Authored by Mike Bacon in Movies and Television
Published on 11-14-2009
Most people have a vision of a film director sitting on a canvas chair on a movie set, yelling “Action” and “Cut” through a megaphone. Certainly directors do use words like that, but they do much more. A film director has to take a screenplay and turn it into a finished film. He or she will frame each shot, and determine where he or she wants the camera to point, and what angle would best tell the story.The director also decides how the film should be edited, down to what take to keep, and which ones should end up on the cutting room floor. And those are only a few of the duties of a film director. Everyone on a movie set tends to think they could direct the film better than the person at the helm of the picture. Perhaps Mel Gibson said it best after winning the Oscar for directing “Braveheart” (1995) “Now that I’ve got golden boy here, like every director, what I really want to do is act!”

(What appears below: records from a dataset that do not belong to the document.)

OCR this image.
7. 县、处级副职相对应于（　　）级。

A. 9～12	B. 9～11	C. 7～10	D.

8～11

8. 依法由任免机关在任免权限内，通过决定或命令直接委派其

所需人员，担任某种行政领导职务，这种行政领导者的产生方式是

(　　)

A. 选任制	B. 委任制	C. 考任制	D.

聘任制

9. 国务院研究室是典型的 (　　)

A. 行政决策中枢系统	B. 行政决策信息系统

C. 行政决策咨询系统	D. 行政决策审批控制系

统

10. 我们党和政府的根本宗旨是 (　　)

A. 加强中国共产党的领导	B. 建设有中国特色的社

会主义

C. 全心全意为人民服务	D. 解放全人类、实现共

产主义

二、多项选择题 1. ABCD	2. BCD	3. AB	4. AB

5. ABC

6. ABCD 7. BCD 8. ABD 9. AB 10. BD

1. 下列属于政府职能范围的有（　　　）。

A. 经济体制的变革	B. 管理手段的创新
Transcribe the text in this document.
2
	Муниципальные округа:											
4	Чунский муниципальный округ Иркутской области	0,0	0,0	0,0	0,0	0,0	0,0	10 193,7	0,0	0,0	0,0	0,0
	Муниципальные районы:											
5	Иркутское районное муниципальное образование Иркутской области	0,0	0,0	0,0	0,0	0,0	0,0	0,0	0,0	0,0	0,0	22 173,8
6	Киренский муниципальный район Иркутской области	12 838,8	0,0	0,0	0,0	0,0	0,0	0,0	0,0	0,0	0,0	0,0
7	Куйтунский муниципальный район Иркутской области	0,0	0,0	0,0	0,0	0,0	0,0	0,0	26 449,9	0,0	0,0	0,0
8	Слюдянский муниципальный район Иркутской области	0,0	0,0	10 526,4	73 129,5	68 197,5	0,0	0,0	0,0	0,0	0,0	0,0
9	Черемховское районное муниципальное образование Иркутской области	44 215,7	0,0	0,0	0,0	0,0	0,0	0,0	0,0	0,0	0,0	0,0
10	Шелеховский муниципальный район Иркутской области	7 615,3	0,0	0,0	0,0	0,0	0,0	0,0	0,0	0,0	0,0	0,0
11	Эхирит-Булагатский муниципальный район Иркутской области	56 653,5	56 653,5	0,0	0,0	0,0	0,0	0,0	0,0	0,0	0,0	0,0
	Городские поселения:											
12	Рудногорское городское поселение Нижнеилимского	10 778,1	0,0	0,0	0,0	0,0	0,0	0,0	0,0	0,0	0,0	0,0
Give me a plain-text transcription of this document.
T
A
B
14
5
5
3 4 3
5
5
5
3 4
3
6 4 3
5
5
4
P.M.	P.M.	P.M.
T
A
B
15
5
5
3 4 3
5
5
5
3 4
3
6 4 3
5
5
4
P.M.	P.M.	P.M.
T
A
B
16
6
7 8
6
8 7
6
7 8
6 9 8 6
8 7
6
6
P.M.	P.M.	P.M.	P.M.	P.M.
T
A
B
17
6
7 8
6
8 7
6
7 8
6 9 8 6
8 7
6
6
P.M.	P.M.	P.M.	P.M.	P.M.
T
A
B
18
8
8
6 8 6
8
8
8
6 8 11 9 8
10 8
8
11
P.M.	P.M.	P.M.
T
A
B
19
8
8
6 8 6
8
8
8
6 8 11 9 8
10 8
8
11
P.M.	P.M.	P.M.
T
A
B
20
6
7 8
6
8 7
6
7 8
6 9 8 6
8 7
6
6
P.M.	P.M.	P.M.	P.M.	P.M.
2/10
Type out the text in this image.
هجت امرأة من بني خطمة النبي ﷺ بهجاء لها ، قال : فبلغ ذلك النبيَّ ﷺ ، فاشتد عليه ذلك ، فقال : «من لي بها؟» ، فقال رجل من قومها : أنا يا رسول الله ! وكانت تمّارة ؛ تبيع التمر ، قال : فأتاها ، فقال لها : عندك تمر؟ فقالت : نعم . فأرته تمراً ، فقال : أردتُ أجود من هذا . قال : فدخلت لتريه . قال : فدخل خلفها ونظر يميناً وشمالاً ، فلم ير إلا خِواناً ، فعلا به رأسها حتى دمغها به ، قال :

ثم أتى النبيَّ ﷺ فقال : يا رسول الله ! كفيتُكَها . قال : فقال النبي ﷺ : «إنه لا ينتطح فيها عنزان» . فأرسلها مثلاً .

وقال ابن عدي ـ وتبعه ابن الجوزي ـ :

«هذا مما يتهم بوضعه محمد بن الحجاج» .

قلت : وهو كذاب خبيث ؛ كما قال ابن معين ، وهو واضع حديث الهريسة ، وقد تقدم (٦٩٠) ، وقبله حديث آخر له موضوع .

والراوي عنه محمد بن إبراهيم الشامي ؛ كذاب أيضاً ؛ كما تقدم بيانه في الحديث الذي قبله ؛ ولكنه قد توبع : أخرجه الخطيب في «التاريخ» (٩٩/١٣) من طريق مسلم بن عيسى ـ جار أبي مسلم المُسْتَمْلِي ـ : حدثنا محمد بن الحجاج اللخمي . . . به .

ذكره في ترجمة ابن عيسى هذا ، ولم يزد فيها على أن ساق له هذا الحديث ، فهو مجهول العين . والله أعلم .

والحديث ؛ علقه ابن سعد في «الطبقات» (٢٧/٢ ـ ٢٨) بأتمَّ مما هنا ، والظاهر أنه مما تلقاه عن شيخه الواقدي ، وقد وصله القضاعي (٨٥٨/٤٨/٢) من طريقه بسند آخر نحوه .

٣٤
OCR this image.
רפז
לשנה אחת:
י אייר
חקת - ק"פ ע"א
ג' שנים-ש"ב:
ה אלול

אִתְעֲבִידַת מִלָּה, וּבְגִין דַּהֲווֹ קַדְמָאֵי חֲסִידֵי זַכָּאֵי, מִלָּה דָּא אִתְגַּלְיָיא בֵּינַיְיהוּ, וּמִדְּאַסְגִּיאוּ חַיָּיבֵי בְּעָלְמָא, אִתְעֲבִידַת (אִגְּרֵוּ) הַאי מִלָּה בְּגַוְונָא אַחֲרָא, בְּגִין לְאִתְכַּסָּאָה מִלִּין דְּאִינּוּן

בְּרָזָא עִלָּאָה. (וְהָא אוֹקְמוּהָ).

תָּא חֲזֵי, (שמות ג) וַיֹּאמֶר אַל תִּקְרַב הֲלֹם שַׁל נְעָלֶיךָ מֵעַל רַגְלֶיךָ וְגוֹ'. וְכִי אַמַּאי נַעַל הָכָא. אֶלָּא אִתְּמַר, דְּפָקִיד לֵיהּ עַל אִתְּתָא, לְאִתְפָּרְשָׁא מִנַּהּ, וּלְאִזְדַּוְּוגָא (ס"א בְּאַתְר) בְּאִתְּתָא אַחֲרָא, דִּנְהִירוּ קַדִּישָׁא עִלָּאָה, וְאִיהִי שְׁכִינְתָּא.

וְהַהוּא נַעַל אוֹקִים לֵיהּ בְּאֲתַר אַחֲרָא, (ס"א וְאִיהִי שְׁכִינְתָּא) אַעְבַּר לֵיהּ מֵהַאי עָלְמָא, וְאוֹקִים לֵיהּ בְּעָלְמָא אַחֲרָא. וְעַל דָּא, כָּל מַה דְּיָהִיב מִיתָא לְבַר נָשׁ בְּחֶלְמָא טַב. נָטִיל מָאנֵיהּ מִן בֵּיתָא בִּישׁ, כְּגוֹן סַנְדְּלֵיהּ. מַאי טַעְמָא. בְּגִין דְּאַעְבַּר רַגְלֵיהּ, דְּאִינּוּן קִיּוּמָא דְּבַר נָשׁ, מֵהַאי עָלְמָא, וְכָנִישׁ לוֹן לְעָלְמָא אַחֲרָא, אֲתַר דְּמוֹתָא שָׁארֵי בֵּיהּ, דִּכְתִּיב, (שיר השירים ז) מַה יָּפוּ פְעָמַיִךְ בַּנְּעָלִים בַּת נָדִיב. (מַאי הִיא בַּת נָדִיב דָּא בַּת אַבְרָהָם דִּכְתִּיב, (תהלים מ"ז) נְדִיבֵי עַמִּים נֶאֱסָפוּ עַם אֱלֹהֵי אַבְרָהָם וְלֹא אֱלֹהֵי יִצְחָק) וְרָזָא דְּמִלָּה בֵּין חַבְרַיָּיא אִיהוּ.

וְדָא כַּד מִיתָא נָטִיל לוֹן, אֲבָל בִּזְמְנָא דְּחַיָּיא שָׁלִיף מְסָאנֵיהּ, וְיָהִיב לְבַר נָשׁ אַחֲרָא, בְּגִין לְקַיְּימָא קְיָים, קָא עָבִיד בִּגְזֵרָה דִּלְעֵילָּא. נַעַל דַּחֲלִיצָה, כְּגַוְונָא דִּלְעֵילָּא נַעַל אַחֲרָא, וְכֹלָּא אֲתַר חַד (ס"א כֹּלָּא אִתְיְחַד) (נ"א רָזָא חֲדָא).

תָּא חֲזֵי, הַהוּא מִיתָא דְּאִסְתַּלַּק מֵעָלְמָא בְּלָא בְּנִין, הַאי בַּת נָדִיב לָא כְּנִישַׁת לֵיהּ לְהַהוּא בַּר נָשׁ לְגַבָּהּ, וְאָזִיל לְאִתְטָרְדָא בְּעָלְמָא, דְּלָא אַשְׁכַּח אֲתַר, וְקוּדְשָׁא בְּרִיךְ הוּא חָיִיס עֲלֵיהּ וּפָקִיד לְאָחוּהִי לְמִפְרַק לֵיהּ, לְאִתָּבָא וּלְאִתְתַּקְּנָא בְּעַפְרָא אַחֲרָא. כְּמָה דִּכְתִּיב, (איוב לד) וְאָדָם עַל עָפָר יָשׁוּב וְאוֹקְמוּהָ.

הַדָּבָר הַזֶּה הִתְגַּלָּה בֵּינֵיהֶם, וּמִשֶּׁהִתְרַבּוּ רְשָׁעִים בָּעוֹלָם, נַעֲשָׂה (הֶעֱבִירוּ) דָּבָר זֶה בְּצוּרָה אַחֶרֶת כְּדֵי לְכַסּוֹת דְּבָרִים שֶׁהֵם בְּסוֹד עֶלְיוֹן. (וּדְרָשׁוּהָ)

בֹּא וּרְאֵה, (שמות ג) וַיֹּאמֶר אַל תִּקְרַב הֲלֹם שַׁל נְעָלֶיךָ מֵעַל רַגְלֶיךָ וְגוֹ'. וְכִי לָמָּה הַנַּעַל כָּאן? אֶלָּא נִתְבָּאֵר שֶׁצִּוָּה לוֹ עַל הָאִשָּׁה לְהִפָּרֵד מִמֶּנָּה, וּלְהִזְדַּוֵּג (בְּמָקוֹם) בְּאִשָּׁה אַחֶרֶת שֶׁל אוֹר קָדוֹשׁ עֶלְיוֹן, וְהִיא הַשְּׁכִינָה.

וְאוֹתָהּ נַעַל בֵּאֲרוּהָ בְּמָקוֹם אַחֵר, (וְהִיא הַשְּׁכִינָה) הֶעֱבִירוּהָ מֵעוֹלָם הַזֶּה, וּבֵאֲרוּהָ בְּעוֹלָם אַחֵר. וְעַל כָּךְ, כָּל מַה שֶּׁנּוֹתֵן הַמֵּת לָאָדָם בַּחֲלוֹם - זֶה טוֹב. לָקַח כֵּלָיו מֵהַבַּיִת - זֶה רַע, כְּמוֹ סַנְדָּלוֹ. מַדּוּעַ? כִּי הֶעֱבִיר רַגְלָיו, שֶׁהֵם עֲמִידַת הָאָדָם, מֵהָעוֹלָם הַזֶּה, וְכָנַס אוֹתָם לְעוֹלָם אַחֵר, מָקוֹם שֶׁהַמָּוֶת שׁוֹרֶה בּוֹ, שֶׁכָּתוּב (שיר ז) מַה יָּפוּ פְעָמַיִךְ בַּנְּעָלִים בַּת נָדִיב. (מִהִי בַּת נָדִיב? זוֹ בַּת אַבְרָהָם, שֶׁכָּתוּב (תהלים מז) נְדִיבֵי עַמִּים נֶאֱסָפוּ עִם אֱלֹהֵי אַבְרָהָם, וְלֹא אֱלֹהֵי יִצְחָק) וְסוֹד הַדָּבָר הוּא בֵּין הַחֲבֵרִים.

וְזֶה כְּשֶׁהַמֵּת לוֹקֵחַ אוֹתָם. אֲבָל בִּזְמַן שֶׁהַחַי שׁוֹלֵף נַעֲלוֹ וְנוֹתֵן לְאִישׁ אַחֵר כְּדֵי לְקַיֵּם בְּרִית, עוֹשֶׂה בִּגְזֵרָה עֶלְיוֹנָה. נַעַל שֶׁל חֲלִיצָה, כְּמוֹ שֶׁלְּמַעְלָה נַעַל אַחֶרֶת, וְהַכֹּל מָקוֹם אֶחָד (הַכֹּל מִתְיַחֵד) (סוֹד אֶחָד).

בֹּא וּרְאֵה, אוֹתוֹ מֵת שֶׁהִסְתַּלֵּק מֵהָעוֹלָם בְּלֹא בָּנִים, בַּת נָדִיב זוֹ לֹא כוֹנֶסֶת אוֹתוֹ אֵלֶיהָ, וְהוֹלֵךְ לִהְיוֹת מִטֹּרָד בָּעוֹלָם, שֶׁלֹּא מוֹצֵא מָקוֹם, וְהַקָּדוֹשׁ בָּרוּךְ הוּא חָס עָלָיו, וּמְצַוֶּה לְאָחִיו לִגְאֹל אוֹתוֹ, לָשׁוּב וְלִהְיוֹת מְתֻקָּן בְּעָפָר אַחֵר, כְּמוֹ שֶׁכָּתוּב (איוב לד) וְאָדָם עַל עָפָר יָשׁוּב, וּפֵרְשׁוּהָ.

Here is a list of some of the best motion picture directors of all time.
Alfred Hitchcock
Hitchcock was known for his suspense thrillers such as “Strangers on a Train” (1951) which starred Farley Granger and Robert Walker as two strangers who plot to commit the perfect murder. Each will kill the person the other man wants dead. Three years later, Hitchcock directed Jimmy Stewart and Grace Kelly in “Rear Window” (1954) with Stewart as a reporter laid up in a wheelchair, who thinks he sees a neighbor commit a murder. In 1960 Hitchcock directed one of the most eerie films ever made, “Psycho” (1960) starring Anthony Perkins as Motel Manager Norman Bates, and Janet Leigh as his victim. The shower murder scene had movie patrons squirming in their seats. Then in 1963, “The Birds” in which our feathered friends went on the attack in a small California coastal town. Tippi Hedren, Rod Taylor, and Jessica Tandy starred. Hitchcock made a habit of making cameo appearances, usually at the beginning of his films. The fun was watching to see if you could spot him. Alfred Hitchcock died in 1980, at the age of 81.
Stanley Kubrick
Kubrick’s body of work has included Science Fiction classics, a futuristic tale of violence, and even a film adaptation of a Stephen King novel. 2001: A Space Odyssey (1968) was adapted from a short story by famed sci-fi writer Arthur C. Clarke. Reportedly Kubrick told Clarke he wanted to make “the proverbially good science fiction story”. 2001 changed the way we saw sci-fi movies. The spacecraft in the film were done photo-realistically, and the effects seemed real. 2001 has gone down in history as one of the best sci-fi films of all time. Kubrick tackled a film adaptation of Anthony Burgess’s novel, “A Clockwork Orange” (1971) Malcolm McDowell was the ultimate anti-hero in this violent film. Kubrick also directed “Spartacus” (1960) with Kirk Douglas, Laurence Olivier, and Peter Ustinov in story of a slave revolt set in Ancient Rome. In 1980 Kubrick adapted Stephen King’s “The Shining” into a frightening film with Jack Nicholson as a hotel caretaker driven insane by the evil reverberations of the hotel is taking care of. Kubrick died in 1999, at the age of 71.
Steven Spielberg
Spielberg knew at a young age that he wanted to direct films. When he was a young boy he used a 16mm film camera to make his own movies starring his friends and family. He first hit the scene with a television movie called “Duel” (1971) which starred Dennis Weaver as a man driving cross country who is terrorized by the driver of a a big rig, whom he had cut off . The kicker is we never see the driver of the truck. His first big film was the summer thriller, “Jaws” (1975) With Roy Schieder, Robert Shaw, and Richard Dreyfus as three men who are battling a huge Great White Shark that has been killing people at a small New England beach resort town. A string of hits like “Close Encounters of the Third Kind” (1977), “Raiders of the Lost Ark” (1981), and “E.T. The Extraterrestrial” (1982) made Spielberg a household name. Over the years he has done comedies like “1941”(1979) as well as serious films like “Schindler’s List”(1993) and “Saving Private Ryan” (1998) Spielberg continues as one of the most prolific directors in the industry.